Companies may have to reveal pay gap between executives and employees
By Brian Collett — Britain’s biggest companies may have to reveal the gap between their senior executives’ remuneration and the average pay of their employees.
The proposal is one of several intended changes appearing in a government green paper after years of disquiet over the size of financial rewards handed to UK bosses, including in loss-making companies.
A second proposal in the green paper – a discussion document that is an early part of the parliamentary legislation process – would demand wider consultation on remuneration packages, with both shareholders and other stakeholders.
A third proposal, possibly the most controversial, would make an annual shareholders’ vote on pay legally binding.
However, a suggestion that companies should have to appoint employees to their boards has been dropped. Prime minister Theresa May, in a speech to the Confederation of British Industry, the UK employers’ body, ruled out that measure.
The government, nevertheless, is considering giving employees’ representatives an advisory role rather than power on remuneration deals.
The extent of concern about executive pay was reflected in a study by the Trades Union Congress showing that on average the pay of a FTSE 100 company boss was 123 times the organisation’s average full-time salary.

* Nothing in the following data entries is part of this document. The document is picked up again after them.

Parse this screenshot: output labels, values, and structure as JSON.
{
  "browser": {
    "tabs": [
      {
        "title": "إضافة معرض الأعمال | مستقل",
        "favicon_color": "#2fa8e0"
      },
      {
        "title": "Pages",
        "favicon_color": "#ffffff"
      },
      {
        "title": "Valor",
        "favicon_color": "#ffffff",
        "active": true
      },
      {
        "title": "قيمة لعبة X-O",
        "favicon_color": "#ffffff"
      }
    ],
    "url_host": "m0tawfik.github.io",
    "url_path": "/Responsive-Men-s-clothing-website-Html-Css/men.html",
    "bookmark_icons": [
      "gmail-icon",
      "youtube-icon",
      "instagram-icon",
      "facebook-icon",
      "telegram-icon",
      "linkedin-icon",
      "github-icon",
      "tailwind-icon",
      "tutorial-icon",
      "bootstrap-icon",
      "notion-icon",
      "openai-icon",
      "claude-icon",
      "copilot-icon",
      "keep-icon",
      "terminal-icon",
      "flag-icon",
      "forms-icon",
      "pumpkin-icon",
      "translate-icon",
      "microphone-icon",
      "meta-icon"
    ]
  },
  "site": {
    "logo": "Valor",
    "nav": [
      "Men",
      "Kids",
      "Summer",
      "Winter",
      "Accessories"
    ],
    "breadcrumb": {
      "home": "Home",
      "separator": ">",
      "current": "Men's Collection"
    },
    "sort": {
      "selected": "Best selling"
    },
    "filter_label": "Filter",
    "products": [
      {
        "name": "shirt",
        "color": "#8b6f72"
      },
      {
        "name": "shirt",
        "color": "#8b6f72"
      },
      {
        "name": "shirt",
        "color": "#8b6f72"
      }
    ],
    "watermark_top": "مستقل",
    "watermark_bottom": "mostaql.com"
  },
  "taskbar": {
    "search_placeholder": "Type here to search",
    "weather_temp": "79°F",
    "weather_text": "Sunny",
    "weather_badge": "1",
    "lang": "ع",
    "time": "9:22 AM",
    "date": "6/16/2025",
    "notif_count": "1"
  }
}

The report added that the median pay of leading FTSE 100 company directors rose in the 2010-15 period by 47 per cent to £3.4m ($4.2m, €4m).
Immediately after the green paper was published Andy Haldane, the Bank of England’s chief economist, rejected the proposals for legally binding votes on pay and the publication of remuneration ratios.
At the same time a report from the Bank of England and the Big Innovation Centre, a think tank created to help businesses, public agencies and universities to implement innovation principles, said binding votes would rob Britain’s largest companies of valuable talent.
It said shareholders should instead have more say on executive pay, not powers to decide, but recommended a binding regime if a company failed to obtain satisfactory advisory support.
The government said in a following statement: “The UK has led the world in corporate governance, but our strong reputation can only be maintained if government and business regularly review and upgrade our governance.
“Good governance helps companies take better decisions, for their own long-term benefit and the economy overall, ensuring public trust in British business and making sure the UK is the best place in the world to do business.”
A green paper would have to be followed by a white paper, which is a policy statement, and the policy would be subject to several parliamentary stages before becoming law. The journey through Parliament could take at least 12 months.